Measuring Preclinical Model Accuracy 

In preclinical drug development, a wide range of model systems—including animals, spheroids, and Organ-Chips—are used for decision-making. Researchers rely on these models to help them determine which drug candidates should advance into clinical trials. Whether or not scientists make the right decision depends largely on the quality of the models they use. And that quality is measured as both sensitivity and specificity. 

In this context, “sensitivity” describes how often a model successfully identifies a toxic drug candidate as such. So, a model with 100% sensitivity would correctly flag all harmful drug candidates as such. In contrast, “specificity” refers to how accurate a model is in identifying non-toxic drug candidates. A 100%-specific model would never claim that a non-toxic candidate is toxic. It’s important to note that a model can be 100% sensitive without being very specific. For example, an overeager model that calls most candidates toxic may capture all toxic candidates (100% sensitivity) but also mislabel many non-toxic candidates as toxic (mediocre specificity). 

In an ideal world, preclinical drug development would use models that are 100% sensitive and 100% specific. Unfortunately, no model is perfect. Approximately 90% of drugs entering clinical trials fail, with many failing due to toxicity issues. This alone suggests that there is a strong need for more accurate decision-making tools.  

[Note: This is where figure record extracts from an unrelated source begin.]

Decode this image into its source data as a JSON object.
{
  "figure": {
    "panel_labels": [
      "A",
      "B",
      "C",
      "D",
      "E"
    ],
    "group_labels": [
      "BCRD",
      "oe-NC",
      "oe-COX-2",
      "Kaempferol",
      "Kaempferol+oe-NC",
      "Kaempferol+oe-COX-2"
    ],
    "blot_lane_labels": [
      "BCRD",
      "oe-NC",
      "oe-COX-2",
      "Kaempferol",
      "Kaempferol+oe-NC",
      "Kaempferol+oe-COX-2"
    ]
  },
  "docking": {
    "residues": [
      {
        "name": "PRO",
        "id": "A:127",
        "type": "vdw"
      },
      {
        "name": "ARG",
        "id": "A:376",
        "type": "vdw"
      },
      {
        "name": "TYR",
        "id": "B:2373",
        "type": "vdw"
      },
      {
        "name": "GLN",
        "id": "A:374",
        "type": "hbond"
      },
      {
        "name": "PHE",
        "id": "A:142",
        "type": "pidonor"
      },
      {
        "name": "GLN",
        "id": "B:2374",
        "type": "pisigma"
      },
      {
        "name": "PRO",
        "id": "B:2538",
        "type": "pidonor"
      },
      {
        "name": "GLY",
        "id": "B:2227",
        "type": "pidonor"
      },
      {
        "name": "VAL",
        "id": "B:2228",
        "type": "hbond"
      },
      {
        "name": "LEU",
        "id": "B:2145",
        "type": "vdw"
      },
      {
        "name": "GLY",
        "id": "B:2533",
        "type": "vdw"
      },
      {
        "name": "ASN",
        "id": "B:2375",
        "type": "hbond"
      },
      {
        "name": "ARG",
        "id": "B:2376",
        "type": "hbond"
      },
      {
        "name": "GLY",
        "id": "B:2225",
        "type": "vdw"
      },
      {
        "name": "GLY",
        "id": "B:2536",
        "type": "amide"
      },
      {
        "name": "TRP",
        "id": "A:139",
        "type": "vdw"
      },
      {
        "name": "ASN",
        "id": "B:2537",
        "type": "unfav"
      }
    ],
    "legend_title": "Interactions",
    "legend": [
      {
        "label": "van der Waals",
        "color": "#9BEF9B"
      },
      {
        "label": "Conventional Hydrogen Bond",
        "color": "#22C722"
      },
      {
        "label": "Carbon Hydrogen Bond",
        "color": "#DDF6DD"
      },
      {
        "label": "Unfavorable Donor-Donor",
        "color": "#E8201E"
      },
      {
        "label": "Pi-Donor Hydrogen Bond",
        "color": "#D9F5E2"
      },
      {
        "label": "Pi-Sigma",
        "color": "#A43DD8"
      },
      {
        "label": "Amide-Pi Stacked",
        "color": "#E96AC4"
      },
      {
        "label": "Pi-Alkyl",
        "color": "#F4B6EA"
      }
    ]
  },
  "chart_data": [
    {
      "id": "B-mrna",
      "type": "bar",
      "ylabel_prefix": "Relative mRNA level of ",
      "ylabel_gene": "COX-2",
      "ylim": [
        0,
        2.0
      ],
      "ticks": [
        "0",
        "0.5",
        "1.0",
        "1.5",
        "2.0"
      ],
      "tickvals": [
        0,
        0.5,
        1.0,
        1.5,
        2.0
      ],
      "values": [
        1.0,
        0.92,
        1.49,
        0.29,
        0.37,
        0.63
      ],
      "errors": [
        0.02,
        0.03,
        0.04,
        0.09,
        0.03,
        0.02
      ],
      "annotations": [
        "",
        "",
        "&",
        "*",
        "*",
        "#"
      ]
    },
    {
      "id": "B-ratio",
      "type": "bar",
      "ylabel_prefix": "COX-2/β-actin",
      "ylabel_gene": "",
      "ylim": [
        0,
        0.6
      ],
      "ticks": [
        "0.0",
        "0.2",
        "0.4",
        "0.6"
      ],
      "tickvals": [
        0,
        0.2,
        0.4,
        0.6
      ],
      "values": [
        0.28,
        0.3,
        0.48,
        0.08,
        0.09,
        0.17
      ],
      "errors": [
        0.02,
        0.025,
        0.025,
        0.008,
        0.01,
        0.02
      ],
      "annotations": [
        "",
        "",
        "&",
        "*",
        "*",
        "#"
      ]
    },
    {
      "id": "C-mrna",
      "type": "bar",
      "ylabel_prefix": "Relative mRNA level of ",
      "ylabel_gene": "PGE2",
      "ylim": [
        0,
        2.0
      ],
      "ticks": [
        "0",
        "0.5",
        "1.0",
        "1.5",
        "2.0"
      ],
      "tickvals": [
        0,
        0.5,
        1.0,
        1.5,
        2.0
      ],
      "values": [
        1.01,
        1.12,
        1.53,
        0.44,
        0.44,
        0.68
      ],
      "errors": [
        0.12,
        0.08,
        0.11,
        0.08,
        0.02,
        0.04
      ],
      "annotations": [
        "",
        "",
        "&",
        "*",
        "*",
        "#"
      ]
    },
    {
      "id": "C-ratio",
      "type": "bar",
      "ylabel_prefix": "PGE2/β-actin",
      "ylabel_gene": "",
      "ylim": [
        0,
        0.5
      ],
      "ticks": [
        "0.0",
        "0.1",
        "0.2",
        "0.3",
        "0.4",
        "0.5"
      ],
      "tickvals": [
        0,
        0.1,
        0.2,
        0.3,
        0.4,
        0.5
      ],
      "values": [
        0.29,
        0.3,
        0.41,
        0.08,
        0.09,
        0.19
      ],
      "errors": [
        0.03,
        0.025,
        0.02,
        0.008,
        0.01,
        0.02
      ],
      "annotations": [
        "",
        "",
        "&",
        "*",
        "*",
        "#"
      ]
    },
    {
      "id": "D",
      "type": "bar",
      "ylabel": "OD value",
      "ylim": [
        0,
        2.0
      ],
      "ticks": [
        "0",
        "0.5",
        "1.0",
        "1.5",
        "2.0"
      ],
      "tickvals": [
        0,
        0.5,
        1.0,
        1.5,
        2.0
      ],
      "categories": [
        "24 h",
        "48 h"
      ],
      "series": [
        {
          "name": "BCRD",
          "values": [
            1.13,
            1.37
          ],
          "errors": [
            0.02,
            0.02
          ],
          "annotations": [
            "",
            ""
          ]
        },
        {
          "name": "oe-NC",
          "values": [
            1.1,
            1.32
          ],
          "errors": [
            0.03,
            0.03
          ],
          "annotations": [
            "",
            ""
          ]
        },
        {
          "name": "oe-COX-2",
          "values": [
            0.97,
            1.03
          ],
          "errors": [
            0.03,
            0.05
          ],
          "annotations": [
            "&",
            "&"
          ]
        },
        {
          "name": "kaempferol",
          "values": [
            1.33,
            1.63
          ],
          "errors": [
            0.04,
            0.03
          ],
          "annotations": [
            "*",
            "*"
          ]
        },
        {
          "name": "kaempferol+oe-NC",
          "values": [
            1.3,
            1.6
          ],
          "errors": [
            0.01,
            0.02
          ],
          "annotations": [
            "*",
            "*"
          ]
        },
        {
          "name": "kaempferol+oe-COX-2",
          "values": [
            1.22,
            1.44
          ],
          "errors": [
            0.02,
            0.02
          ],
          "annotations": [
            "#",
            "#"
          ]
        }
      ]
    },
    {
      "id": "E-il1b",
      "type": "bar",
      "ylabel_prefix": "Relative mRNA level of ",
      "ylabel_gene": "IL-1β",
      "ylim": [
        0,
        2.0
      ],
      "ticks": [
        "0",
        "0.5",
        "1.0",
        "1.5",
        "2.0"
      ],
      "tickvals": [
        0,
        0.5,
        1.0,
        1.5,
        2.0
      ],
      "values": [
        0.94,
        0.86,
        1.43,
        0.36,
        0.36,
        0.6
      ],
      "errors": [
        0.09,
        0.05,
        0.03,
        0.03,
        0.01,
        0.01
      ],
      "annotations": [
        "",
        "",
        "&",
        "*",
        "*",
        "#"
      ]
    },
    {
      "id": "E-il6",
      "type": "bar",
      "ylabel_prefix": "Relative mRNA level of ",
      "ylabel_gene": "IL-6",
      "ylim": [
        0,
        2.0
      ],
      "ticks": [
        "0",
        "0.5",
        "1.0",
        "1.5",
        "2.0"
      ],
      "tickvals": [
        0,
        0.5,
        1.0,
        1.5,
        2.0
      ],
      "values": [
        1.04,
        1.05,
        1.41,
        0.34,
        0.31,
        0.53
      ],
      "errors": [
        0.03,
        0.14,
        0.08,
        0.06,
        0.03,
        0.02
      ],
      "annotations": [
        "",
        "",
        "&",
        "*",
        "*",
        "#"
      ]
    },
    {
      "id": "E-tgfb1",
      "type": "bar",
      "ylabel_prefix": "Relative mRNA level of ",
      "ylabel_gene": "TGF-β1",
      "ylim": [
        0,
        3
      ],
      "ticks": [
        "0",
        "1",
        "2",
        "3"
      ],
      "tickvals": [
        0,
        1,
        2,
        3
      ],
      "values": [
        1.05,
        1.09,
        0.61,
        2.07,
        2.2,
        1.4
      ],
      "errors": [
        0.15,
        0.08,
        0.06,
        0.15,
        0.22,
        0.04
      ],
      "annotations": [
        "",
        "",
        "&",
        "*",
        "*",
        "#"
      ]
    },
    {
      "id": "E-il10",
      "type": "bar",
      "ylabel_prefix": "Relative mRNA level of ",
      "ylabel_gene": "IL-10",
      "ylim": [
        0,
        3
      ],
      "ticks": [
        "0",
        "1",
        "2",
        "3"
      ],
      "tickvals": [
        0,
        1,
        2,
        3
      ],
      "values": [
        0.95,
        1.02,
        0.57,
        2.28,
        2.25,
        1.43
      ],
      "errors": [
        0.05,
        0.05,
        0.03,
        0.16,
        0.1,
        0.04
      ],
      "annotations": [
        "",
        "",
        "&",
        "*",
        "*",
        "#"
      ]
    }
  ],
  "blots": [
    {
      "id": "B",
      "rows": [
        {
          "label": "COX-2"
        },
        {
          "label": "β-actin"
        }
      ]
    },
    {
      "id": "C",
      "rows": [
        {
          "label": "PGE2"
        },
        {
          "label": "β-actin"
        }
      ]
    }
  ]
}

The give and take of Sensitivity and Specificity 

Researchers want preclinical toxicology models with the best sensitivity possible, as higher sensitivity means more successful clinical trials, safer patients, and better economics. However, this cannot come at the cost of failing good drugs. An overly sensitive model with a low threshold for what it considers “toxic” would catch all toxic drugs, but it may also catch drugs that are, in reality, safe and effective in humans. Good drugs are rare, and a lot of effort and investment goes into their development. Even one drug that fails to make it to the clinic can end up costing pharmaceutical companies billions and leave a patient population without treatment. Models should do their utmost to classify non-toxic compounds as such—that is, to have 100% specificity. 

But how can drug development insist on perfect specificity when no model is perfect? Fortunately, there is a give-and-take between sensitivity and specificity that model developers can take advantage of: one can be traded for the other. 

In decision analysis, sensitivity and specificity can be “dialed in” for the model in question. In most cases, this involves setting a threshold in the analysis of the model’s output. In a recent study published in Communications Medicine, part of Nature Portfolio, the Emulate team set a threshold of 375 on the Liver-Chip’s quantitative output; in the case of hepatic spheroids, an older model system, researchers have set a threshold of 50. In both cases, the higher the thresholds, the more sensitive and less specific the model tends to be. These thresholds were selected precisely to dial the systems into 100% specificity. 

This is why Ewart et al.’s findings are so striking. Even while maintaining such a strict specificity, the Liver-Chip achieved a staggering 87% sensitivity. This means that, on top of correctly identifying most of the toxic drugs, the Liver-Chip never misidentified a non-toxic drug in the study as toxic. For drug developers, this means that no good drugs—nor the considerable resources poured into their development—would be wasted. Using models like the Liver-Chip that achieve high sensitivity alongside perfect specificity would allow drug developers to deprioritize potentially dangerous drugs without sacrificing good drugs. In all, this could lead to more productive drug development pipelines, safer drugs progressing to clinical trials, and more patient lives saved.